De belangrijkste reden waarom de eerste over het algemeen worden afgekeurd als de steunpilaar van het beheersen van ontstekingsziekten is misschien hun brede scala aan schadelijke effecten bij langdurig gebruik.
Lage dosis glucocorticoïdenvervangingstherapie is meestal zonder problemen, maar ernstige ongewenste effecten treden op bij grote doses of langdurige toediening van glucocorticoïden. De belangrijkste effecten zijn:
De nadelige effecten van de glucocorticoïden zijn onder andere onderdrukking van de hypofyse-bijnieras die een taps toelopende dosering vereist terwijl het geneesmiddel wordt ingetrokken. GI-effecten zijn ook veel voorkomende bijwerkingen en kunnen peptische zweren, GI-bloedingen, ulceratieve slokdarmontsteking en acute pancreatitis omvatten. Kenmerkende effecten van glucocorticoïden zijn onder andere gewichtstoename, osteoporose, hyperglykemie, acne, verhoogde vatbaarheid voor infecties, en cushingoid “maangezicht” en “buffelbult”. Andere negatieve effecten zijn hoofdpijn, duizeligheid, verhoogde intraoculaire en intracraniale druk, spierzwakte, psychische stoornissen, oedeem en hypertensie.

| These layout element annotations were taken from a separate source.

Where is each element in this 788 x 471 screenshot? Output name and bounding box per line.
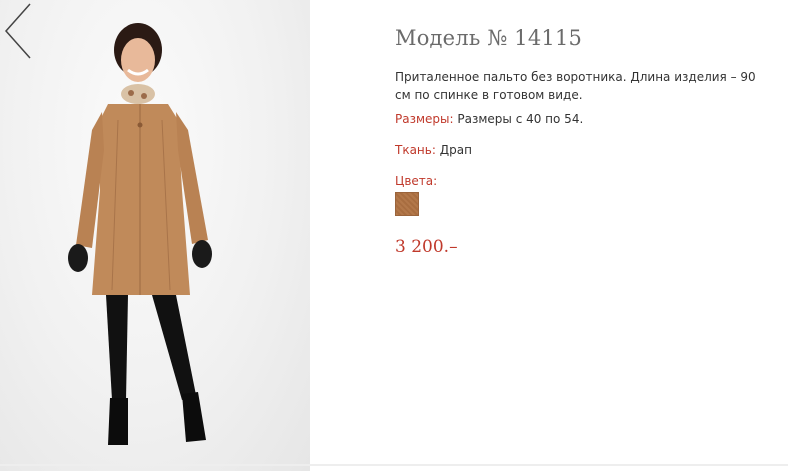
divider: [0, 464, 788, 466]
fabric-row: Ткань: Драп: [395, 141, 775, 159]
product-description: Приталенное пальто без воротника. Длина …: [395, 70, 756, 102]
sizes-row: Размеры: Размеры с 40 по 54.: [395, 110, 775, 128]
product-photo: [0, 0, 310, 471]
sizes-value: Размеры с 40 по 54.: [457, 112, 584, 126]
fabric-label: Ткань:: [395, 143, 436, 157]
product-info: Модель № 14115 Приталенное пальто без во…: [395, 26, 775, 257]
page-title: Модель № 14115: [395, 26, 583, 50]
sizes-label: Размеры:: [395, 112, 454, 126]
model-figure: [68, 23, 212, 445]
color-swatch-camel[interactable]: [395, 192, 419, 216]
fabric-value: Драп: [439, 143, 472, 157]
chevron-left-icon[interactable]: [0, 0, 34, 66]
colors-label: Цвета:: [395, 174, 438, 188]
price: 3 200.–: [395, 237, 458, 257]
colors-row: Цвета:: [395, 172, 775, 190]
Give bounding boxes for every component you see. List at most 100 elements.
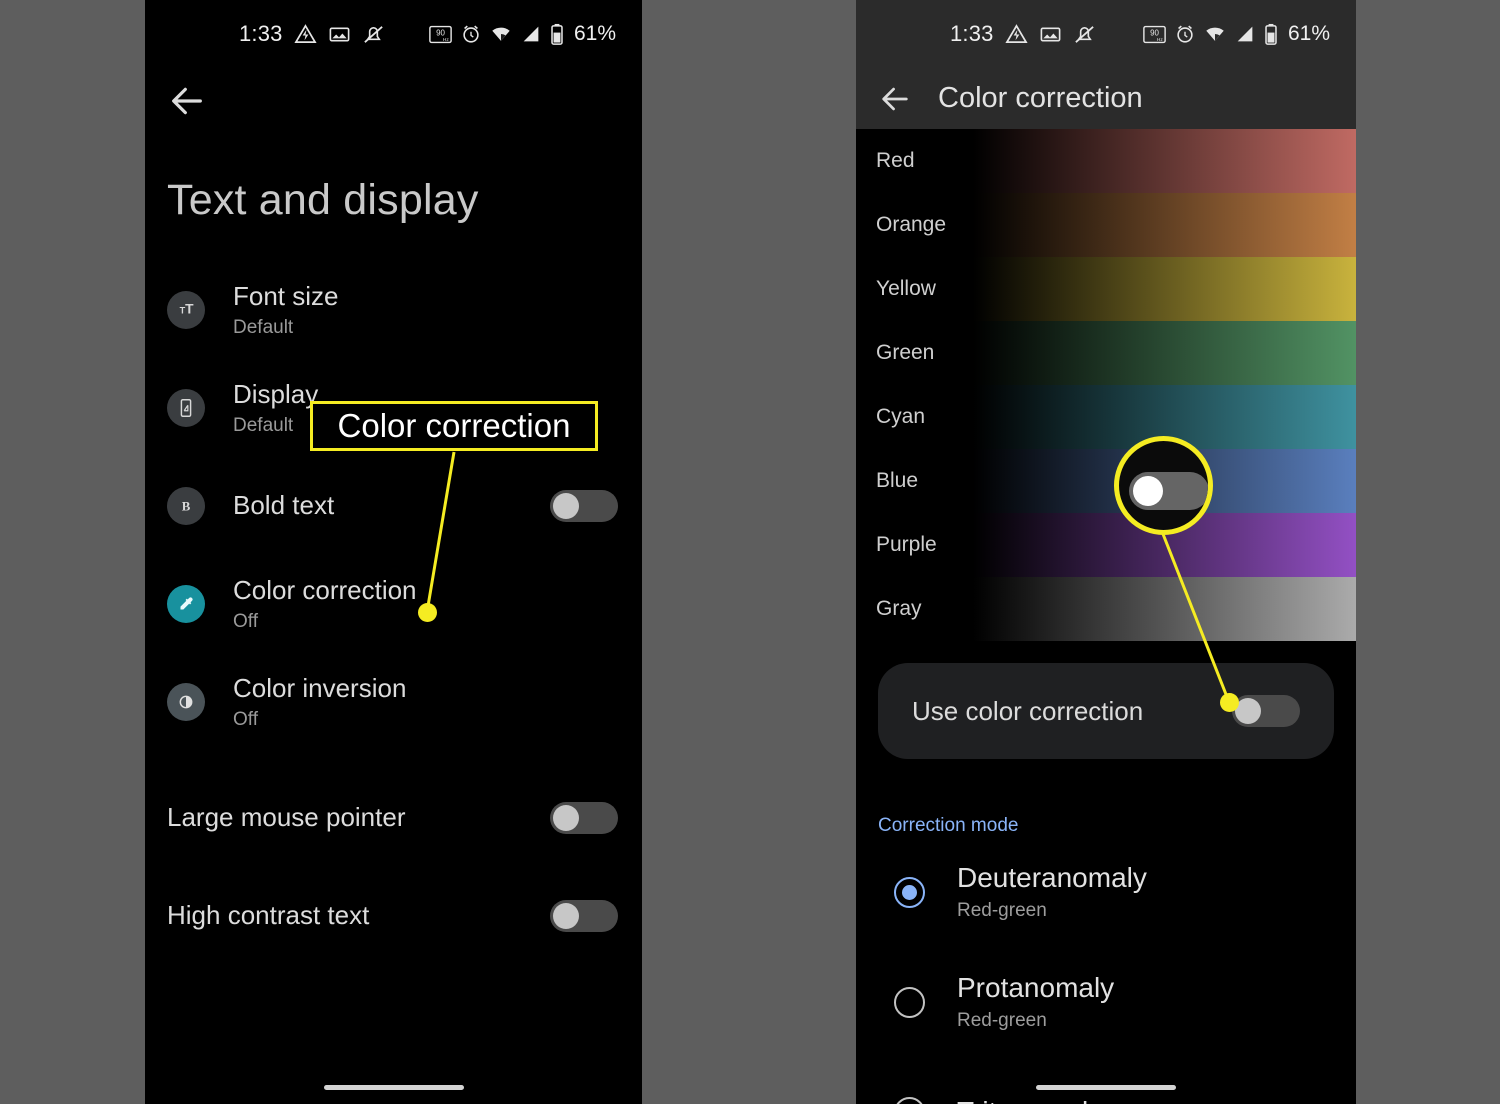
radio-option-subtitle: Red-green	[957, 900, 1047, 921]
battery-icon	[551, 23, 563, 45]
status-bar-left: 1:33 90 Hz 61%	[145, 0, 642, 68]
toggle-knob	[553, 903, 579, 929]
swatch-row: Purple	[856, 513, 1356, 577]
refresh-rate-90hz-icon: 90 Hz	[429, 25, 452, 43]
list-item-high-contrast-text[interactable]: High contrast text	[145, 867, 642, 965]
svg-text:90: 90	[436, 28, 445, 37]
status-time: 1:33	[239, 21, 283, 46]
magnified-toggle	[1129, 472, 1208, 510]
svg-text:T: T	[185, 302, 194, 317]
list-item-title: Color inversion	[233, 672, 407, 703]
list-item-font-size[interactable]: T T Font size Default	[145, 261, 642, 359]
correction-mode-heading: Correction mode	[878, 815, 1019, 836]
image-icon	[1040, 26, 1061, 42]
radio-option-title: Deuteranomaly	[957, 862, 1147, 893]
use-color-correction-toggle[interactable]	[1232, 695, 1300, 727]
radio-option-title: Tritanomaly	[957, 1096, 1102, 1104]
swatch-row: Blue	[856, 449, 1356, 513]
annotation-dot-color-correction	[418, 603, 437, 622]
svg-text:Hz: Hz	[443, 37, 450, 43]
back-button-left[interactable]	[145, 68, 642, 134]
warning-triangle-icon	[294, 23, 317, 43]
alarm-icon	[1177, 25, 1193, 43]
annotation-dot-use-color-correction	[1220, 693, 1239, 712]
refresh-rate-90hz-icon: 90 Hz	[1143, 25, 1166, 43]
list-item-title: Color correction	[233, 574, 417, 605]
list-item-title: Bold text	[233, 490, 335, 521]
list-item-title: Font size	[233, 280, 339, 311]
high-contrast-text-toggle[interactable]	[550, 900, 618, 932]
radio-button-selected-icon[interactable]	[894, 876, 925, 908]
wifi-icon	[1206, 27, 1224, 41]
swatch-row: Cyan	[856, 385, 1356, 449]
screenshot-stage: 1:33 90 Hz 61% Text and display T T Font…	[0, 0, 1500, 1104]
bold-text-toggle[interactable]	[550, 490, 618, 522]
image-icon	[329, 26, 350, 42]
large-mouse-pointer-toggle[interactable]	[550, 802, 618, 834]
swatch-label: Green	[876, 341, 935, 364]
swatch-gradient-gray	[940, 577, 1356, 641]
radio-option-title: Protanomaly	[957, 972, 1115, 1003]
swatch-label: Orange	[876, 213, 947, 236]
battery-icon	[1265, 23, 1277, 45]
wifi-icon	[492, 27, 510, 41]
app-bar-right: Color correction	[856, 68, 1356, 129]
use-color-correction-label: Use color correction	[912, 695, 1144, 726]
eyedropper-icon	[167, 585, 205, 623]
radio-option-protanomaly[interactable]: Protanomaly Red-green	[856, 947, 1356, 1057]
battery-percent: 61%	[1287, 22, 1330, 45]
swatch-gradient-red	[940, 129, 1356, 193]
list-item-color-correction[interactable]: Color correction Off	[145, 555, 642, 653]
bell-off-icon	[363, 25, 383, 43]
app-bar-title: Color correction	[938, 82, 1143, 114]
magnified-toggle-knob	[1133, 476, 1163, 506]
right-phone-screen: 1:33 90 Hz 61% Color correction Red Oran…	[856, 0, 1356, 1104]
bell-off-icon	[1074, 25, 1094, 43]
gesture-navigation-bar[interactable]	[1036, 1085, 1176, 1090]
list-item-large-mouse-pointer[interactable]: Large mouse pointer	[145, 769, 642, 867]
swatch-label: Cyan	[876, 405, 926, 428]
radio-option-subtitle: Red-green	[957, 1010, 1047, 1031]
battery-percent: 61%	[573, 22, 616, 45]
radio-option-deuteranomaly[interactable]: Deuteranomaly Red-green	[856, 837, 1356, 947]
list-item-title: High contrast text	[167, 900, 370, 931]
back-arrow-icon[interactable]	[878, 82, 912, 116]
color-swatch-preview: Red Orange Yellow Green Cyan Blue Purple…	[856, 129, 1356, 641]
swatch-label: Purple	[876, 533, 937, 556]
swatch-label: Gray	[876, 597, 922, 620]
swatch-row: Green	[856, 321, 1356, 385]
radio-option-tritanomaly[interactable]: Tritanomaly	[856, 1057, 1356, 1104]
radio-button-icon[interactable]	[894, 986, 925, 1018]
swatch-gradient-orange	[940, 193, 1356, 257]
swatch-gradient-green	[940, 321, 1356, 385]
signal-icon	[523, 26, 539, 42]
list-item-subtitle: Default	[233, 317, 294, 339]
svg-text:Hz: Hz	[1157, 37, 1164, 43]
display-size-icon	[167, 389, 205, 427]
list-item-title: Large mouse pointer	[167, 802, 406, 833]
swatch-label: Blue	[876, 469, 919, 492]
list-item-color-inversion[interactable]: Color inversion Off	[145, 653, 642, 751]
svg-text:B: B	[182, 500, 191, 514]
swatch-gradient-yellow	[940, 257, 1356, 321]
status-bar-right: 1:33 90 Hz 61%	[856, 0, 1356, 68]
gesture-navigation-bar[interactable]	[323, 1085, 464, 1090]
swatch-row: Yellow	[856, 257, 1356, 321]
font-size-icon: T T	[167, 291, 205, 329]
swatch-row: Red	[856, 129, 1356, 193]
annotation-magnifier-toggle	[1114, 436, 1213, 535]
alarm-icon	[463, 25, 479, 43]
use-color-correction-row[interactable]: Use color correction	[878, 663, 1334, 759]
page-title: Text and display	[167, 176, 479, 224]
warning-triangle-icon	[1005, 23, 1028, 43]
settings-list: T T Font size Default Display Default B …	[145, 261, 642, 965]
radio-button-icon[interactable]	[894, 1096, 925, 1104]
list-item-subtitle: Off	[233, 709, 258, 731]
bold-text-icon: B	[167, 487, 205, 525]
back-arrow-icon	[172, 87, 202, 115]
left-phone-screen: 1:33 90 Hz 61% Text and display T T Font…	[145, 0, 642, 1104]
list-item-bold-text[interactable]: B Bold text	[145, 457, 642, 555]
status-time: 1:33	[950, 21, 994, 46]
toggle-knob	[553, 805, 579, 831]
toggle-knob	[553, 493, 579, 519]
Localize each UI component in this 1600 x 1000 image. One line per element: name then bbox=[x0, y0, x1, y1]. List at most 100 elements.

De algemene meeneempunten zijn:
NSAID’s kunnen ook worden gebruikt om musculoskeletale pijn, hoofdpijn en goudsmeltende artritis te verlichten.
Meer specifiek zijn glucocorticoïden nuttig voor de laatste redmiddel behandeling van ernstige, invaliderende artritis; ernstige allergische reacties; seizoensgebonden allergische rhinitis; bronchiale astma; chronische ulceratieve colitis; reumatische carditis; nefrotisch syndroom; collageen vaatziekte; hersenoedeem; en plaatselijk voor inflammatoire aandoeningen.